Similarly, the evocative ‘A Plague of Mice’ presents a variety of resonances, painting the poet’s grandmother’s experience of the relative safety of Sydney on her return from the Middle Eastern war arenas. In the poem, this woman with a newborn baby is woken from a restless sleep by her fear that the child is being attacked by the mice which have overrun the city. The corpses of mice who have feasted on ‘Strychnine-sugared lucerne’ are juxtaposed with echoes of the ‘corpse count’ from the war and ‘the terror of the telegram’ under the door. The woman’s response is to sew, to stitch things back together as the night drags on, napping until the morning ‘above the trapped mice feet of her mending’.

These poems demonstrate Jean’s control of connotative, evocative language, but she’s equally adept at wresting everyday language into poetry. In the semi-found poem, ‘A Laconic War Record’, for instance, fragments from her grandfather’s letters home are twined together into a graphic account of the jagged, anxious nature of the individual’s experience of battle and recovery. Here, the poet’s gift is arrangement, discernment – she knows when to step back and let the words do the work, whether they’re hers or not:

Palestine. Slept last night in a field of poppies and daisies.

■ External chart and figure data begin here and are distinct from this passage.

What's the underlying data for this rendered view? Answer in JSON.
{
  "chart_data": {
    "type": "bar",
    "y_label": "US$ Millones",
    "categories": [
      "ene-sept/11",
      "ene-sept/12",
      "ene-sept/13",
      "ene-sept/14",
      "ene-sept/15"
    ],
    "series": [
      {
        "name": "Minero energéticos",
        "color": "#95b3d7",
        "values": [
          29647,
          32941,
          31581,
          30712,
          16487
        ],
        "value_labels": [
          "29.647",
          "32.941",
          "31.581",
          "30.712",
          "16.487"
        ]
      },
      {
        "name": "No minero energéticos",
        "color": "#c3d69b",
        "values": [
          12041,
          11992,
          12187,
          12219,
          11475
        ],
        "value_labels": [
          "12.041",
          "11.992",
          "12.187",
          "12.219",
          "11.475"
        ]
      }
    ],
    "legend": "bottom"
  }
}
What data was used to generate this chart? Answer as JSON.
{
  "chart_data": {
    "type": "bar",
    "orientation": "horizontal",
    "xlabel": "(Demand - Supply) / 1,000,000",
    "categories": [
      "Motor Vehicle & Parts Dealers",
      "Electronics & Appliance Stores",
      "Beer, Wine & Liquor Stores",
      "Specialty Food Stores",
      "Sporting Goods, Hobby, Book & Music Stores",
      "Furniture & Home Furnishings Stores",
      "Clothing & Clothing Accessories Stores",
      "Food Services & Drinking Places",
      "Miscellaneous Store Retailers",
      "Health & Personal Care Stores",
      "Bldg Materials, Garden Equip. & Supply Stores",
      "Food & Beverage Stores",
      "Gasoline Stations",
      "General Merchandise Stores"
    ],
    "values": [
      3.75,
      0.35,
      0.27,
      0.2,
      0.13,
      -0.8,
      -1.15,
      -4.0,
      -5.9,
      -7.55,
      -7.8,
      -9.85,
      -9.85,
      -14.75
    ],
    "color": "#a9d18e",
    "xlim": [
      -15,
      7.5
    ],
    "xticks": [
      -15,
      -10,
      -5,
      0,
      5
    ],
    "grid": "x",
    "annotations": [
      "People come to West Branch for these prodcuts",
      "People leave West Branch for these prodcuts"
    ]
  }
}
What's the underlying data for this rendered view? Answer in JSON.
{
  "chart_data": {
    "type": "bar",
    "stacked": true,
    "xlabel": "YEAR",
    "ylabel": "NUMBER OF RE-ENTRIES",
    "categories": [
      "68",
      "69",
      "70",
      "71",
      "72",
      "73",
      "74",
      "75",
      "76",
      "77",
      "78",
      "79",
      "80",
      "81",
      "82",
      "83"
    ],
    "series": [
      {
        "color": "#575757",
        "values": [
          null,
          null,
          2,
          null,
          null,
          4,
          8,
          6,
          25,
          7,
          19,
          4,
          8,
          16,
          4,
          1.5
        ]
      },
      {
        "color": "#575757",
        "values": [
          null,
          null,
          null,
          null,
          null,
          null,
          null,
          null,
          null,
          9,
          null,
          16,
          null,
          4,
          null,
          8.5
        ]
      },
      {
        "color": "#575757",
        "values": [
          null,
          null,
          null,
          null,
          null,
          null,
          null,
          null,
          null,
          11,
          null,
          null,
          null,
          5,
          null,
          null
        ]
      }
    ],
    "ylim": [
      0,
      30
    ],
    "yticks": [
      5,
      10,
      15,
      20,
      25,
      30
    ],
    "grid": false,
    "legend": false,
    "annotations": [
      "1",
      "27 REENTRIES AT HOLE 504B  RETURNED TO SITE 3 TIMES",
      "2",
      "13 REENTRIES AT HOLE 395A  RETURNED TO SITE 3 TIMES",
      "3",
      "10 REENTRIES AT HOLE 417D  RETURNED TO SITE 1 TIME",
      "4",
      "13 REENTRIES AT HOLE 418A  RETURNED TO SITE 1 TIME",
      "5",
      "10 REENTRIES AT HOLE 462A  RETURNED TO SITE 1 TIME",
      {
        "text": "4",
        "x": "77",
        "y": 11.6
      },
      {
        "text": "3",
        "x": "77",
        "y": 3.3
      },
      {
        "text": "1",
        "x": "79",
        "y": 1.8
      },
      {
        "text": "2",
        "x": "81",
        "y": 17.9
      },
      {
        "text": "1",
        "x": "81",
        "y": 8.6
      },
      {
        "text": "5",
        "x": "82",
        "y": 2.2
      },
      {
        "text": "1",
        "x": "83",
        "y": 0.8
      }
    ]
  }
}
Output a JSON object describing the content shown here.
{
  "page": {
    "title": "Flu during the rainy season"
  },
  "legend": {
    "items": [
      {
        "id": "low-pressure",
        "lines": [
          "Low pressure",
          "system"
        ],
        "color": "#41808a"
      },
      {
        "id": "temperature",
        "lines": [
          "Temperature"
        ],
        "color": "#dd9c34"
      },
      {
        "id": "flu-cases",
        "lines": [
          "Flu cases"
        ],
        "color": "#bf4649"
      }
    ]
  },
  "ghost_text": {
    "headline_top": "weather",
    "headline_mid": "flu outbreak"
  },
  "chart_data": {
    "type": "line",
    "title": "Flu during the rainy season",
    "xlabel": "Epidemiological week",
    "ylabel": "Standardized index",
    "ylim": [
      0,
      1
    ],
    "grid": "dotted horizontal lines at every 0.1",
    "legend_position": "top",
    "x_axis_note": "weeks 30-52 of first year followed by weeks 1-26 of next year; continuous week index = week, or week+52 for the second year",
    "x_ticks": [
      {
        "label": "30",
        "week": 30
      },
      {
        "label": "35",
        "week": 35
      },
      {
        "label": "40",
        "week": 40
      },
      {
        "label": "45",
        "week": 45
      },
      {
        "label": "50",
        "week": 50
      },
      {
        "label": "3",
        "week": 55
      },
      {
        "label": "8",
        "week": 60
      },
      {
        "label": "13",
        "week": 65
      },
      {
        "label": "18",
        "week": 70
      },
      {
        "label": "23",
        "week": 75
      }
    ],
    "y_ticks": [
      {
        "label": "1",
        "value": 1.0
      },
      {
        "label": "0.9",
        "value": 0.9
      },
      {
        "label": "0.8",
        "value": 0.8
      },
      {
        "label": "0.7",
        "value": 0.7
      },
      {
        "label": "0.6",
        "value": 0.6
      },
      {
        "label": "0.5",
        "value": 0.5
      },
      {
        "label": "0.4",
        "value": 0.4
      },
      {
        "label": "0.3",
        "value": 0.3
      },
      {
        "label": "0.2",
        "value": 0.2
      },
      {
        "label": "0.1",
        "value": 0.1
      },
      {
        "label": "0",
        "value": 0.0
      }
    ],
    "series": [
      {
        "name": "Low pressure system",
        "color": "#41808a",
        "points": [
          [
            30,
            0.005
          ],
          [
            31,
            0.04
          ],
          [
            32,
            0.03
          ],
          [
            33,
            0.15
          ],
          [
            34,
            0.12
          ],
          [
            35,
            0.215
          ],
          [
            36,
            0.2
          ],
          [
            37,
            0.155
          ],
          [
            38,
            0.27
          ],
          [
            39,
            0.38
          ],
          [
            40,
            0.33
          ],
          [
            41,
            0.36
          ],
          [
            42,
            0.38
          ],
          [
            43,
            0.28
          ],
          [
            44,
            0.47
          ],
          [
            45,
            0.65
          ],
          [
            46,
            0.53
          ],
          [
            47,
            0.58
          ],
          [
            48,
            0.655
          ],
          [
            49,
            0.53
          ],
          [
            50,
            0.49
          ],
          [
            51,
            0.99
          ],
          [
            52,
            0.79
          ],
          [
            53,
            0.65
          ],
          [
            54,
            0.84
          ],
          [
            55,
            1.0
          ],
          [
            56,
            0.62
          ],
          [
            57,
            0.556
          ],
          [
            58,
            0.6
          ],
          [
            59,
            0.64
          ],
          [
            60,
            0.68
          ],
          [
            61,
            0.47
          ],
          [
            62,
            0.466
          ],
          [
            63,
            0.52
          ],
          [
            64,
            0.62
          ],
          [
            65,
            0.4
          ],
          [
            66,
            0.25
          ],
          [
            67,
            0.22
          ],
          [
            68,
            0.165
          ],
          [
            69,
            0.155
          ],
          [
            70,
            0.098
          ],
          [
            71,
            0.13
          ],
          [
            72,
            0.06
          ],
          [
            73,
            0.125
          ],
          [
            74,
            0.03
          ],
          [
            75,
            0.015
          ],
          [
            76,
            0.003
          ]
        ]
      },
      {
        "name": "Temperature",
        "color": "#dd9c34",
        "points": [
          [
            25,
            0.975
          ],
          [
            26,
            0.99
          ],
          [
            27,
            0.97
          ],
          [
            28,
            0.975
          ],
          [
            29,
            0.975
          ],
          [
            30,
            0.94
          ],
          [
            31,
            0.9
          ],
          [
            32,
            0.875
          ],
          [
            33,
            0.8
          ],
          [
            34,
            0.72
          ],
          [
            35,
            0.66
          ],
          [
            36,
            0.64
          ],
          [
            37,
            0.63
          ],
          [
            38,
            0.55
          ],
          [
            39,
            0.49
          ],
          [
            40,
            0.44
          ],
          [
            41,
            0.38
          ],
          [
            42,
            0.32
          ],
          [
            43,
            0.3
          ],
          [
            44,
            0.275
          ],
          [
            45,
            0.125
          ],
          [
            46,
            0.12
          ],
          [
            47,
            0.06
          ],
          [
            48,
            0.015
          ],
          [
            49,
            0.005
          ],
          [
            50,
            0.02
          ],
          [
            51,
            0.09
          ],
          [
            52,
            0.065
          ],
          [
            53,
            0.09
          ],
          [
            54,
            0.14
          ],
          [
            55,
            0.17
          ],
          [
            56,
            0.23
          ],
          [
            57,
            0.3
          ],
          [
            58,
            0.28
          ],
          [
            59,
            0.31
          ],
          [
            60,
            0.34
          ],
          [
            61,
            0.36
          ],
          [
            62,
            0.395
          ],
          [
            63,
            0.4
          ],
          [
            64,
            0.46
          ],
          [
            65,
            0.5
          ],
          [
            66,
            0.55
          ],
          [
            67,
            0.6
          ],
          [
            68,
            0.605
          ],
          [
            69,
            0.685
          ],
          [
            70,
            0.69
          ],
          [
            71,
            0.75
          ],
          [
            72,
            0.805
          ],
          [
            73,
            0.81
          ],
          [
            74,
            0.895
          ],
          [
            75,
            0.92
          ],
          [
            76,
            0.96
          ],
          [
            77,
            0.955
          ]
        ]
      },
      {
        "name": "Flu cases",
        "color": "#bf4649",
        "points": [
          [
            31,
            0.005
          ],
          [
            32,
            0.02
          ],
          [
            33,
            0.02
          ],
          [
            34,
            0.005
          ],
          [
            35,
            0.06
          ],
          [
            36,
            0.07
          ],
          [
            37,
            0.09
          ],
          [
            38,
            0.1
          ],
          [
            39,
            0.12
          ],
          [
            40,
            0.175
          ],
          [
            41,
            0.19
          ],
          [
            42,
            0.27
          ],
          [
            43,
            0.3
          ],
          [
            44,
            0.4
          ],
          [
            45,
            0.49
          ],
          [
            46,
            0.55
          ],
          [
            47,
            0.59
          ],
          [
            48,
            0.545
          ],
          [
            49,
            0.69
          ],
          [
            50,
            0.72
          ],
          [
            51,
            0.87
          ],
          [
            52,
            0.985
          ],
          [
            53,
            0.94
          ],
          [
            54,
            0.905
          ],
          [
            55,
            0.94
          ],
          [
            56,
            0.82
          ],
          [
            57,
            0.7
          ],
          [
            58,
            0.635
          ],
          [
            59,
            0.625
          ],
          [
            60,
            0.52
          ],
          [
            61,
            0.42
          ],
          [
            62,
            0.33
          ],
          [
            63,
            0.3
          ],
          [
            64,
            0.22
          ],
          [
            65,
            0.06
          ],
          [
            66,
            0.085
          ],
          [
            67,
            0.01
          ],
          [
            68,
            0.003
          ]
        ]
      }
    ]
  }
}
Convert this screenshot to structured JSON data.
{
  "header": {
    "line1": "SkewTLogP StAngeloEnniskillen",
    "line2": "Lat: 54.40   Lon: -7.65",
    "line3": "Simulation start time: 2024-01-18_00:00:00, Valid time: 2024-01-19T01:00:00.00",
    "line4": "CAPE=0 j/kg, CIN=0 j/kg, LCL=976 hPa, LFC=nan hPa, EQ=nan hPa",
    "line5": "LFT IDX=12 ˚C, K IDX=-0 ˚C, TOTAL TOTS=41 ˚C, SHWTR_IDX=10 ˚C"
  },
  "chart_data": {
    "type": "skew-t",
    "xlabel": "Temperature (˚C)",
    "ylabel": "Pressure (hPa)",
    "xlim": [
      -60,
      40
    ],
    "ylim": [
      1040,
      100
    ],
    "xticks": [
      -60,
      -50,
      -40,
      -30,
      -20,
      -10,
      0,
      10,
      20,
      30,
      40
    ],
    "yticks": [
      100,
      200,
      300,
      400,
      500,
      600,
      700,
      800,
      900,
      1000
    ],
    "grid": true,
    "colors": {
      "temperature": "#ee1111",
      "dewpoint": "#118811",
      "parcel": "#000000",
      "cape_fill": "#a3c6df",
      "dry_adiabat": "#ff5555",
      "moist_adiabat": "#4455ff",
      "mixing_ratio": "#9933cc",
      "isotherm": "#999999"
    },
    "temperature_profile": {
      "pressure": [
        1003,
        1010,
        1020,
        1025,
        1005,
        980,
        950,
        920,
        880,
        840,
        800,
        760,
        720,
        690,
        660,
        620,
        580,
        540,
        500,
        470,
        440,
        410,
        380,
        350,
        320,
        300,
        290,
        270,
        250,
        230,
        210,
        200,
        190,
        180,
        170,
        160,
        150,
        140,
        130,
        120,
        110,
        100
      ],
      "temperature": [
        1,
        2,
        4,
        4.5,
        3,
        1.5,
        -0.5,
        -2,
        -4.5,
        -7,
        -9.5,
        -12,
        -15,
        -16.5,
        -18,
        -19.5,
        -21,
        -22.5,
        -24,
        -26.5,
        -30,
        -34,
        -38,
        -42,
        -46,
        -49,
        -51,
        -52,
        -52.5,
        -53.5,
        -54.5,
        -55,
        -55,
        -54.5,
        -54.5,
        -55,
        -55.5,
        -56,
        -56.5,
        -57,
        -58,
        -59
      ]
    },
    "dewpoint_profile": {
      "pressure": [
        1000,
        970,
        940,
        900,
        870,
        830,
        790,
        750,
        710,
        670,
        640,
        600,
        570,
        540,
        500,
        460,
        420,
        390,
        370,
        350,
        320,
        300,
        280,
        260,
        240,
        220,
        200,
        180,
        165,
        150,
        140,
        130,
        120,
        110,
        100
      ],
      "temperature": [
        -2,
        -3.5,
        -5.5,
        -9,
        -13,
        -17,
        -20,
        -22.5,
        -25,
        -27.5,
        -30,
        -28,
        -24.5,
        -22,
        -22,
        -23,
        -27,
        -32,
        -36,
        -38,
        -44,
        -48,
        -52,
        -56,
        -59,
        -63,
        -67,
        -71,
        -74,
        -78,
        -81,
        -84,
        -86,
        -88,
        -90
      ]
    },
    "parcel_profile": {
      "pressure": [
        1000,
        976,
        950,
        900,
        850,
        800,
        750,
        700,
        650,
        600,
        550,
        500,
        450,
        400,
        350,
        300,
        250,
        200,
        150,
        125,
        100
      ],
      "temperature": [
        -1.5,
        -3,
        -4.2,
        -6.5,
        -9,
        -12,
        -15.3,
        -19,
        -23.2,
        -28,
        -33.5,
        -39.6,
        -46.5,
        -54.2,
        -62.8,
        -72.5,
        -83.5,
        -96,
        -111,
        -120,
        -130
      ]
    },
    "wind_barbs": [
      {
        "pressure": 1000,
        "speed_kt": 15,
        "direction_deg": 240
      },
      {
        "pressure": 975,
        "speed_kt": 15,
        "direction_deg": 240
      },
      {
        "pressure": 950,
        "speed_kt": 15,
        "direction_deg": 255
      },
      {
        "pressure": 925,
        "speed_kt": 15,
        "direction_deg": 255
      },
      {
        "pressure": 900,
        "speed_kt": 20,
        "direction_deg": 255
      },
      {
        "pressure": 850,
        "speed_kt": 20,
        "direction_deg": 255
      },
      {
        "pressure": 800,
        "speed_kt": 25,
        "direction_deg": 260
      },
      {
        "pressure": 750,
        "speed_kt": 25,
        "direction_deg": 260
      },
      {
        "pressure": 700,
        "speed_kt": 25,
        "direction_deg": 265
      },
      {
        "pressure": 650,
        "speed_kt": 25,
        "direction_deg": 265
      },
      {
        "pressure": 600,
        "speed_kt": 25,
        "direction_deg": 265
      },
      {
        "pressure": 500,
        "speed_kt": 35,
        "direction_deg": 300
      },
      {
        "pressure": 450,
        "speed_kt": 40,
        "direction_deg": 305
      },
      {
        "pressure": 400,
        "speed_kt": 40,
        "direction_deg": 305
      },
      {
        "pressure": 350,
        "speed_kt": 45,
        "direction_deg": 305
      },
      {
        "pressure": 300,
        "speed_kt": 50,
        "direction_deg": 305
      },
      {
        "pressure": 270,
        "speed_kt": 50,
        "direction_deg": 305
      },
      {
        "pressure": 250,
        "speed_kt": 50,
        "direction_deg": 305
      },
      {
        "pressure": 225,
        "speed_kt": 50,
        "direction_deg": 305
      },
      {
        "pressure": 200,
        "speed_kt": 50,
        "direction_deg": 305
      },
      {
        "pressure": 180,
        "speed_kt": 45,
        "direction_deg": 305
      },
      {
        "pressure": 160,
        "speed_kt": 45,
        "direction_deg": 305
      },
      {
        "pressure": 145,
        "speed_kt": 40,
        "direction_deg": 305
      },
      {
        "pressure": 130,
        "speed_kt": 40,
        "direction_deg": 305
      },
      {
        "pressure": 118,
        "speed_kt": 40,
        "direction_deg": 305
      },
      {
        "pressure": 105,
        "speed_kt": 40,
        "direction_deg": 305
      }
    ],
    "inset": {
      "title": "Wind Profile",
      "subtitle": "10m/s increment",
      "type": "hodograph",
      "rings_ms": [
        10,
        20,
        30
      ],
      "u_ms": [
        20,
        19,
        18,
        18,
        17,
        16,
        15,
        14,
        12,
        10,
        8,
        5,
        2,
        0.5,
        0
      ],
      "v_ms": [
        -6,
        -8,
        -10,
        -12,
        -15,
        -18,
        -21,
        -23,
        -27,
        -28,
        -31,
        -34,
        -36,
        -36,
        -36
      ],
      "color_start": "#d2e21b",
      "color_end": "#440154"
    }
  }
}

On the way to the front. Guns quite close. Plane down

both men burnt.

                     Our old friend the Turk

visits us every day        and generally gets a warm reception.

In these lines, colloquial language combines with the rhythm of speech to create a sense of tension at odds with the mellifluousness of so many of the other poems here.

World War I was one of the darkest chapters in human history. The indifference of leaders who inflicted such callous brutality on their citizens has been graphically documented many times. Sometimes, though, it’s hard to believe The Shadow Box is set against the backdrop of this savagery – there’s such beauty here. Jean’s book reminds us that, even in the most terrible times, human beings are capable of love and compassion. It shows us our shared humanity in the most nuanced ways, in the extraordinary plight of ordinary people. In a time where some histories are privileged over others, it reminds us that all histories are valuable, how we need to hold onto individual pasts if we want to understand better the present which we occupy and the way it will shape the future. In the shadow of the horrors of the Ukrainian conflict, it also emphasises the imperative of holding onto our past in the hope that, perhaps just once, we may not have to repeat it.

The Shadow Box is a wonderful book by one of the country’s most consummate poets. It’s one of the best poetry books I’ve read in years and I fear can’t do it justice in these few minutes. This is an achievement of real significance, Jean. Congratulations.